The two earlier messengers naturally knew the grim story of Roman misfortunes up to the time Fabian had been sent from London, and as they listened intently to Quintus’ account of the forced march south to Chichester, the governor’s speech to
his officers, the massacre in London, and Quintus’ appointment as messenger to Gloucester, even Dio’s cheerful face grew long. “It sounds very bad,” he said quietly. “Only the Fates know what’s happened to Suetonius’ force by now. You say he was going to try and march north to the Thames and wait for the Second to join him? How long ago was it you left?”
“Well,” said Quintus, counting, “I left Monday noon, and it’s been--let’s see--two and a half days. Today must be Thursday.”

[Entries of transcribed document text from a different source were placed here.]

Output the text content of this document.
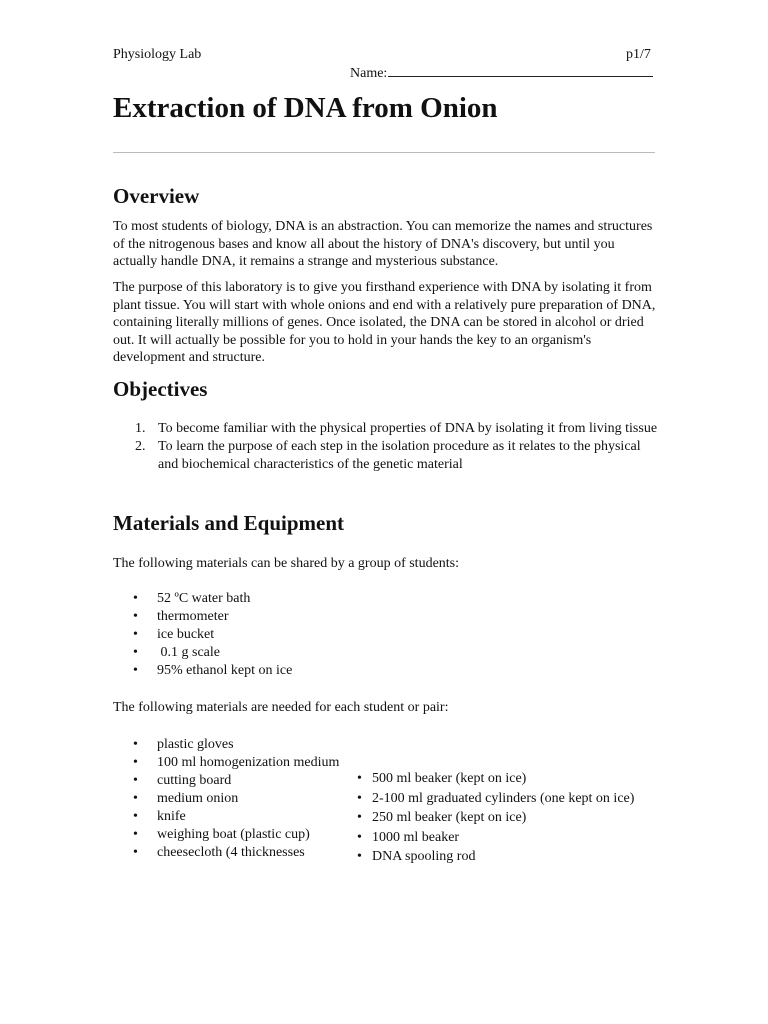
Physiology Lab	p1/7
Name:
Extraction of DNA from Onion
Overview

To most students of biology, DNA is an abstraction. You can memorize the names and structures of the nitrogenous bases and know all about the history of DNA's discovery, but until you actually handle DNA, it remains a strange and mysterious substance.

The purpose of this laboratory is to give you firsthand experience with DNA by isolating it from plant tissue. You will start with whole onions and end with a relatively pure preparation of DNA, containing literally millions of genes. Once isolated, the DNA can be stored in alcohol or dried out. It will actually be possible for you to hold in your hands the key to an organism's development and structure.

Objectives
1. To become familiar with the physical properties of DNA by isolating it from living tissue
2. To learn the purpose of each step in the isolation procedure as it relates to the physical and biochemical characteristics of the genetic material
Materials and Equipment

The following materials can be shared by a group of students:

• 52 ºC water bath
• thermometer
• ice bucket
• 0.1 g scale
• 95% ethanol kept on ice

The following materials are needed for each student or pair:

• plastic gloves
• 100 ml homogenization medium
• cutting board
• medium onion
• knife
• weighing boat (plastic cup)
• cheesecloth (4 thicknesses
• 500 ml beaker (kept on ice)
• 2-100 ml graduated cylinders (one kept on ice)
• 250 ml beaker (kept on ice)
• 1000 ml beaker
• DNA spooling rod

“But this is Friday,” said Fabian, glancing at the scratches which counted the days.
Quintus stared at him dismayed. He drew his heavy dark brows together. “All along I’ve had the oddest feeling that I’ve lost a day somewhere. I can’t understand it.”
“Probably that bump on your head,” said Dio kindly. “Makes one dizzy for a while. And it really doesn’t matter.”
Quintus knew it was not the bump on the head, but he let it pass. There were far more important things to be decided.
“What do you think the prefect’s plans for us are?” he asked. “Just keep us here indefinitely until and if Valerianus recovers from this fit of madness?”
Both young men nodded. “That’s my guess,” said Dio. There was a gloomy silence, then Quintus said, “If we could only get to the tribunes somehow with our messages....”
Fabian shook his head. “I doubt it would do any good. Most of them are Germans like the majority of this legion. I don’t think they’d disobey their commanding officer--not if Postumus told them he thought these messages weren’t genuine, which I think in a muddleheaded way he’s made himself believe.”
Quintus sighed, depressed by the soundness of this reasoning. There was another silence. Then Quintus roused himself and cried passionately, “But by Mars and by the spirit of my beloved father, we’ve got to get out of here and back to Suetonius ourselves! We can’t just sit here like toads in a hole when we know what they’re up against. Your own legion needs you two, and my General Petillius needs what small help I can give. Why, they may be fighting Boadicea right now!”